I live in TX and I noticed this morning that it is working for me. I did notice that whenever you select one of the actual channels it takes you to it, but was watching SEC Swimming on SECN+ to test it out and worked fine


----------



## BigJ52 (Jul 29, 2007)

*ESPN PR Verified account * ‏@*ESPNPR* 

Today marks the complete nationwide rollout of the ESPN App on AT&T DIRECTV set top boxes. Details: http://es.pn/2lQsbRi


----------



## raromr (Jun 24, 2010)

Mine worked for a day now it's gone. Only got on HR54 never had or have on my HR24s.


----------



## golfnut-n-nh (Mar 26, 2007)

raromr said:


> Mine worked for a day now it's gone. Only got on HR54 never had or have on my HR24s.

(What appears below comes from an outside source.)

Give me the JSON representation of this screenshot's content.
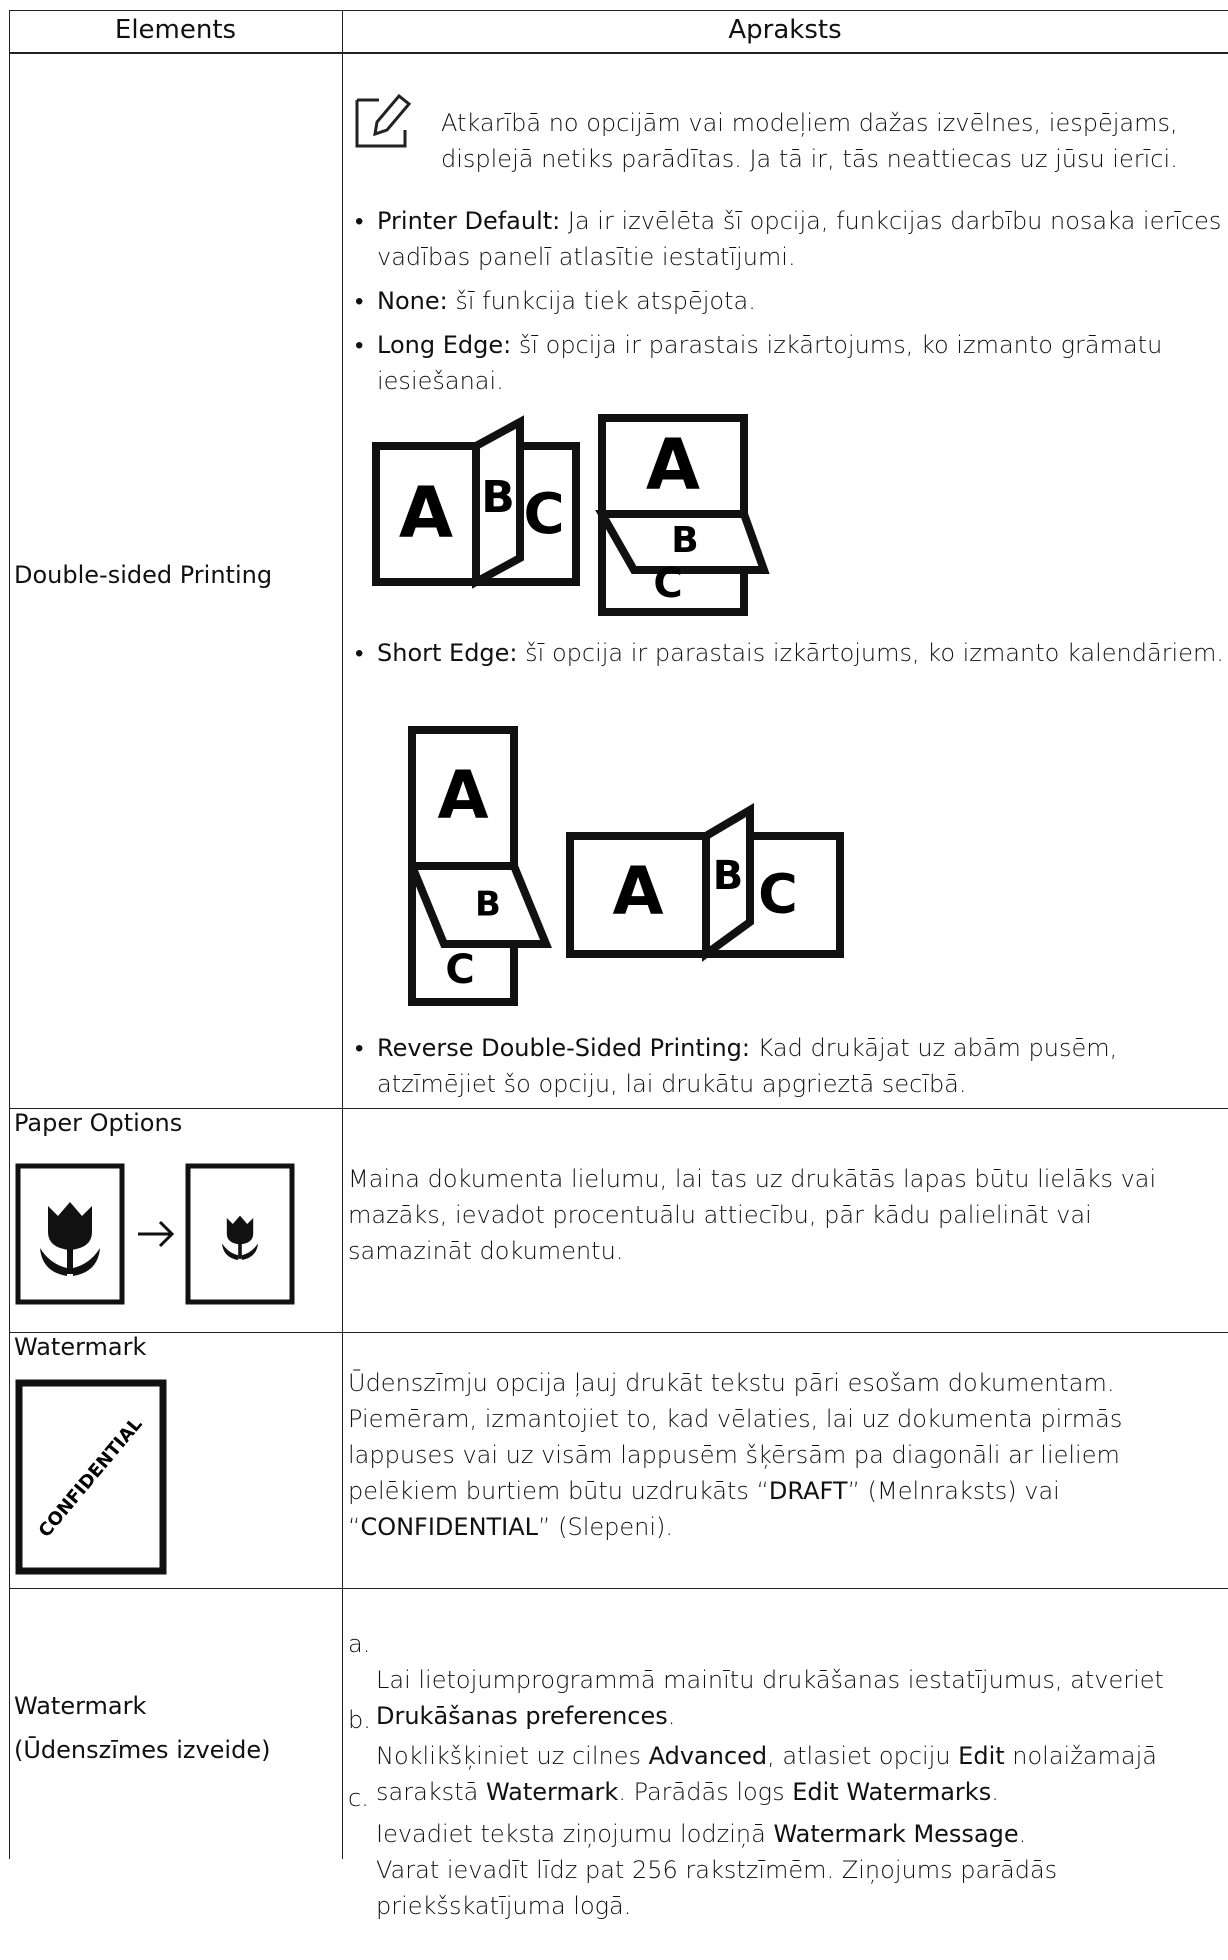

App is meant to only work on Genie receivers. Can't speak to why it is not working today.


----------



## raromr (Jun 24, 2010)

Thought the announcement said all HRs. Is it working on genie for others or down for all?


----------



## peds48 (Jan 11, 2008)

raromr said:


> Thought the announcement said all HRs. Is it working on genie for others or down for all?


Only Genies.

Sent from my iPad using Tapatalk


----------



## mgmrick (Oct 19, 2004)

Where do you find on genie. I go to apps only like 5 of them there


----------



## peds48 (Jan 11, 2008)

mgmrick said:


> Where do you find on genie. I go to apps only like 5 of them there


Channel 206 (or any channel that has the score guide. Wait for prompt to press red button.

Sent from my iPhone using Tapatalk


----------



## mgmrick (Oct 19, 2004)

Thanks...got it


----------



## mcaldero (Feb 3, 2006)

I have an HR44 connected to the internet. Why don't I see the espn app when I tune to ch 206?


----------



## dod1450 (Dec 16, 2009)

mcaldero said:


> I have an HR44 connected to the internet. Why don't I see the espn app when I tune to ch 206?

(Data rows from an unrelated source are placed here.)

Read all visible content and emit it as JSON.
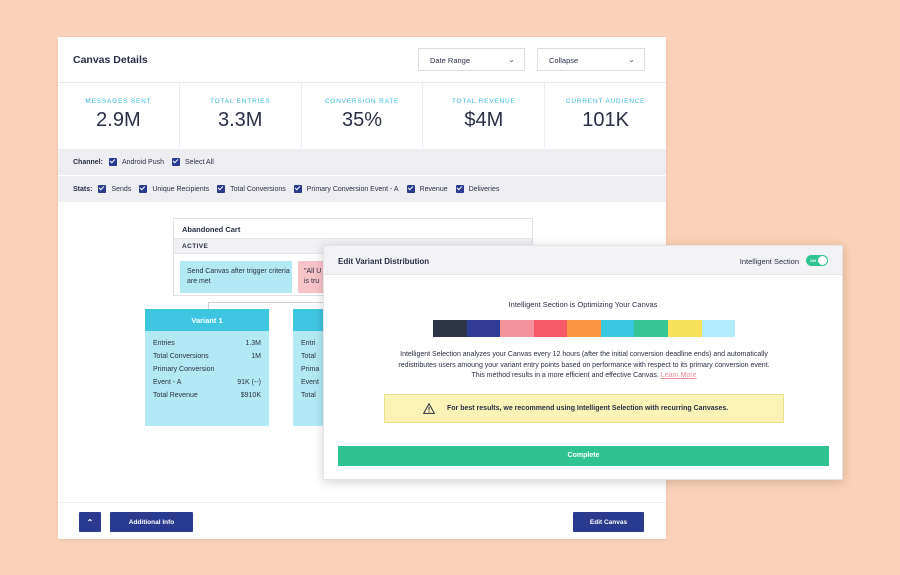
{
  "header": {
    "title": "Canvas Details",
    "date_range": "Date Range",
    "collapse": "Collapse"
  },
  "stats": [
    {
      "label": "MESSAGES SENT",
      "value": "2.9M"
    },
    {
      "label": "TOTAL ENTRIES",
      "value": "3.3M"
    },
    {
      "label": "CONVERSION RATE",
      "value": "35%"
    },
    {
      "label": "TOTAL REVENUE",
      "value": "$4M"
    },
    {
      "label": "CURRENT AUDIENCE",
      "value": "101K"
    }
  ],
  "channel": {
    "label": "Channel:",
    "options": [
      "Android Push",
      "Select All"
    ]
  },
  "stats_filter": {
    "label": "Stats:",
    "options": [
      "Sends",
      "Unique Recipients",
      "Total Conversions",
      "Primary Conversion Event - A",
      "Revenue",
      "Deliveries"
    ]
  },
  "abandoned_cart": {
    "title": "Abandoned Cart",
    "status": "ACTIVE",
    "blue_text": "Send Canvas after trigger criteria are met",
    "pink_text": "\"All U",
    "pink_text2": "is tru"
  },
  "variant1": {
    "title": "Variant 1",
    "rows": [
      {
        "label": "Entries",
        "value": "1.3M"
      },
      {
        "label": "Total Conversions",
        "value": "1M"
      },
      {
        "label": "Primary Conversion",
        "value": ""
      },
      {
        "label": "Event - A",
        "value": "91K (--)"
      },
      {
        "label": "Total Revenue",
        "value": "$910K"
      }
    ]
  },
  "variant2": {
    "rows": [
      "Entri",
      "Total",
      "Prima",
      "Event",
      "Total"
    ]
  },
  "footer": {
    "additional_info": "Additional Info",
    "edit_canvas": "Edit Canvas"
  },
  "modal": {
    "title": "Edit Variant Distribution",
    "toggle_label": "Intelligent Section",
    "toggle_state": "ON",
    "subtitle": "Intelligent Section is Optimizing Your Canvas",
    "distribution_colors": [
      "#2e3545",
      "#2f3b94",
      "#f4949a",
      "#f65a68",
      "#fb9445",
      "#38c7e0",
      "#36c595",
      "#f5e15a",
      "#b2ebf9"
    ],
    "description": "Intelligent Selection analyzes your Canvas every 12 hours (after the initial conversion deadline ends) and automatically redistributes users amoung your variant entry points based on performance with respect to its primary conversion event. This method results in a more efficient and effective Canvas.",
    "learn_more": "Learn More",
    "warning": "For best results, we recommend using Intelligent Selection with recurring Canvases.",
    "complete": "Complete"
  }
}
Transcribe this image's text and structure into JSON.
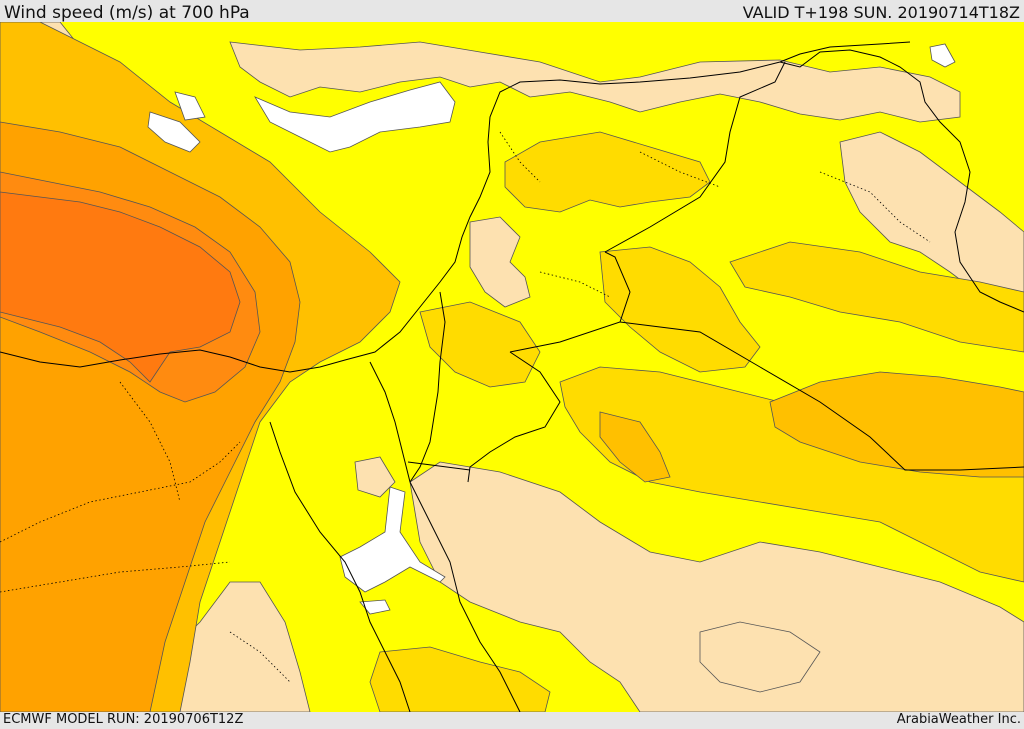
{
  "header": {
    "title": "Wind speed (m/s) at 700 hPa",
    "valid": "VALID T+198 SUN. 20190714T18Z"
  },
  "footer": {
    "model_run": "ECMWF MODEL RUN: 20190706T12Z",
    "credit": "ArabiaWeather Inc."
  },
  "map": {
    "variable": "wind speed",
    "units": "m/s",
    "pressure_level": "700 hPa",
    "colors": {
      "lightest": "#ffffff",
      "light": "#fde1b0",
      "low": "#ffff00",
      "medium": "#ffdc00",
      "moderate": "#ffc000",
      "strong": "#ffa200",
      "stronger": "#ff8b10",
      "strongest": "#ff7a10",
      "contour": "#555555",
      "border": "#000000"
    }
  }
}
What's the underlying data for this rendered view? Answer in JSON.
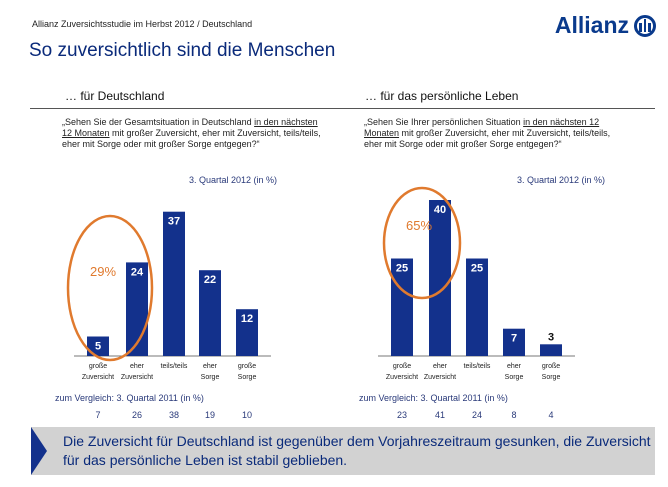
{
  "header": {
    "breadcrumb": "Allianz Zuversichtsstudie im Herbst 2012 / Deutschland",
    "title": "So zuversichtlich sind die Menschen",
    "logo_text": "Allianz"
  },
  "colors": {
    "bar": "#13318c",
    "highlight": "#e07a2e",
    "title": "#0a2a7a"
  },
  "chart_data": [
    {
      "type": "bar",
      "subtitle": "… für Deutschland",
      "question": {
        "pre": "„Sehen Sie der Gesamtsituation in Deutschland ",
        "underlined": "in den nächsten 12 Monaten",
        "post": " mit großer Zuversicht, eher mit Zuversicht, teils/teils, eher mit Sorge oder mit großer Sorge entgegen?“"
      },
      "period": "3. Quartal 2012 (in %)",
      "categories": [
        "große Zuversicht",
        "eher Zuversicht",
        "teils/teils",
        "eher Sorge",
        "große Sorge"
      ],
      "values": [
        5,
        24,
        37,
        22,
        12
      ],
      "highlight": {
        "label": "29%",
        "categories": [
          "große Zuversicht",
          "eher Zuversicht"
        ]
      },
      "comparison_label": "zum Vergleich: 3. Quartal 2011 (in %)",
      "comparison_values": [
        7,
        26,
        38,
        19,
        10
      ]
    },
    {
      "type": "bar",
      "subtitle": "… für das persönliche Leben",
      "question": {
        "pre": "„Sehen Sie Ihrer persönlichen Situation ",
        "underlined": "in den nächsten 12 Monaten",
        "post": " mit großer Zuversicht, eher mit Zuversicht, teils/teils, eher mit Sorge oder mit großer Sorge entgegen?“"
      },
      "period": "3. Quartal 2012 (in %)",
      "categories": [
        "große Zuversicht",
        "eher Zuversicht",
        "teils/teils",
        "eher Sorge",
        "große Sorge"
      ],
      "values": [
        25,
        40,
        25,
        7,
        3
      ],
      "highlight": {
        "label": "65%",
        "categories": [
          "große Zuversicht",
          "eher Zuversicht"
        ]
      },
      "comparison_label": "zum Vergleich: 3. Quartal 2011 (in %)",
      "comparison_values": [
        23,
        41,
        24,
        8,
        4
      ]
    }
  ],
  "conclusion": "Die Zuversicht für Deutschland ist gegenüber dem Vorjahreszeitraum gesunken, die Zuversicht für das persönliche Leben ist stabil geblieben."
}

I also don't see it. I even received a message that it was available. Call tech support and they are clueless.


----------



## CTJon (Feb 5, 2007)

For me it takes a while for the message to press the red button to show up. Pressing before then does nothing.


----------



## raromr (Jun 24, 2010)

Will they ever fix this so you can actually hear sound if Dolby digital is on.


----------